One of the things researchers are learning is that pinyons have a lot of enemies. It is in competition with other trees, attacked by pitch moths, Ips beetles, pine blister rust, pouch fungus and black stain. It turns out that climate change also could be aiding the enemy’s cause.
Keck said the Ips beetle “is more than capable of orchestrating a kill-zone” but isn’t the main threat. “Black stain root disease, caused by the fungal pathogen Leptographium wageneri, is the silent killer,” he said. The fungus gums up the xylem (the tree’s system of sending nutrients up from the roots to the branches and leaves), until the tree is weakened and can die. Beetles also help spread death by tracking the fungus in on their dirty feet.
Keck said the changing climate is fostering an early wet spring for the production of fungus.
“The local change here is that we are having, as one theory puts it, a ‘head fake,’ where, in the spring, snows and rains cut off early, say in February,” he said. “Instead of snowing, it goes to rain, suggesting spring. Then all of a sudden in late March and early April, winter comes back. It does a head fake. What it does is favor fungus to reproduce. Fungus needs wet, dark, damp climate. We have that sort of micro climate changing to favor that. Black stain, which is native, has the ability to fight stronger against the pinyon pine’s defenses.

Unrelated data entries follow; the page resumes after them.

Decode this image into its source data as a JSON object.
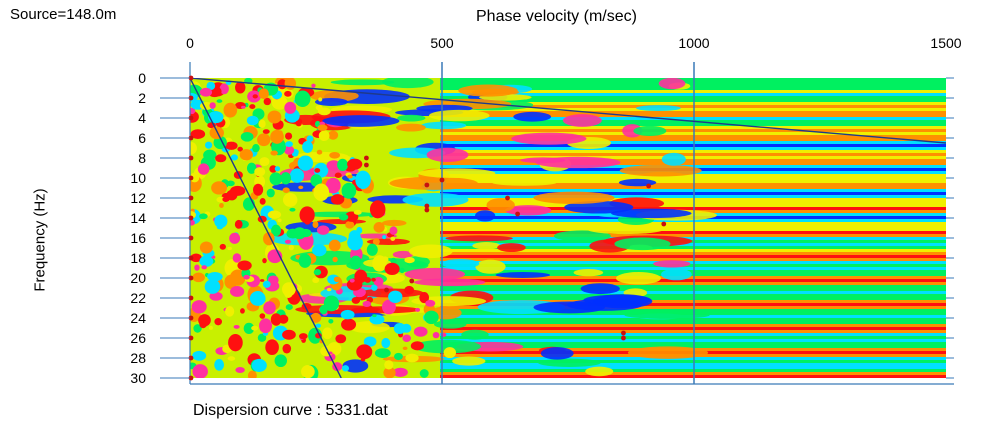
{
  "header": {
    "source": "Source=148.0m"
  },
  "footer": {
    "label": "Dispersion curve : 5331.dat"
  },
  "chart_data": {
    "type": "heatmap",
    "title": "",
    "xlabel": "Phase velocity (m/sec)",
    "ylabel": "Frequency (Hz)",
    "xlim": [
      0,
      1500
    ],
    "ylim": [
      0,
      30
    ],
    "y_inverted": true,
    "x_ticks": [
      0,
      500,
      1000,
      1500
    ],
    "y_ticks": [
      0,
      2,
      4,
      6,
      8,
      10,
      12,
      14,
      16,
      18,
      20,
      22,
      24,
      26,
      28,
      30
    ],
    "colormap": [
      "#0030ff",
      "#00e0ff",
      "#00f060",
      "#f0f000",
      "#ff9000",
      "#ff1010",
      "#ff30a0"
    ],
    "reference_lines": [
      {
        "from": [
          0,
          0
        ],
        "to": [
          1500,
          6.5
        ]
      },
      {
        "from": [
          0,
          0
        ],
        "to": [
          300,
          30
        ]
      }
    ],
    "picked_points": [
      {
        "x": 350,
        "y": 8.0
      },
      {
        "x": 350,
        "y": 8.7
      },
      {
        "x": 500,
        "y": 10.2
      },
      {
        "x": 470,
        "y": 10.7
      },
      {
        "x": 910,
        "y": 10.8
      },
      {
        "x": 630,
        "y": 12.0
      },
      {
        "x": 470,
        "y": 12.8
      },
      {
        "x": 470,
        "y": 13.2
      },
      {
        "x": 650,
        "y": 13.6
      },
      {
        "x": 940,
        "y": 14.6
      },
      {
        "x": 440,
        "y": 20.3
      },
      {
        "x": 390,
        "y": 21.2
      },
      {
        "x": 860,
        "y": 25.5
      },
      {
        "x": 860,
        "y": 26.0
      }
    ]
  }
}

“Because of the greater global climate changing and affecting and creating microclimates that are radically different than they were, say 30 to 40 years ago or 100 years ago, now we’re starting to see those changes, and you know they’re right in our face,” Keck said.
But pinyon pines do have a few tough defenses to battle these natural enemies. One of its best defenses is to extrude sap to push out invaders.
Paleoecologist Julio Betancourt, who studied ancient pack rat middens at City of Rocks, said one way species such as pinyons can thrive without “predators” is to skip ahead of them. Pinyons in Idaho did just that about 3,000 years ago from areas farther south in Utah, his studies show. Birds such as pinyon jays or Clark’s jays will fly to another area, perhaps over the next mountain range and cache a load of pine nuts, which, when conditions are favorable, grow into a new stronghold without enemies.
“Pinyon jays are known to fly long distances, from Elba to the City of Rocks — 25 to 30 miles. They make that trip sometimes every day in the fall,” Keck said. “We’ve put little antennas on them to track them. ... On a rare occasion they might take a 50-mile jump or 100-mile jump and skip an entire mountain range.”
On the topic pine nuts, Keck said this year’s drought is to blame for poor cone production.
“The crop was so bad that the Shoshone-Bannock tribes that came out Saturday weren’t that successful,” Keck said. “They knew coming in they weren’t going to be that successful, but for tradition’s sake they gathered. This is the worst year. Four years ago, it was actually a really good crop.”
Pinyon pine is listed in Idaho as critically imperiled.
“In a few generations or a few centuries, pinyon pine might disappear from the Idaho landscape due to disease, climate change or other woody competitors,” Keck said. “Or it is possible that pinyons will adapt and advance into adjacent mountains such as the Deep Creek and Bannock Range.”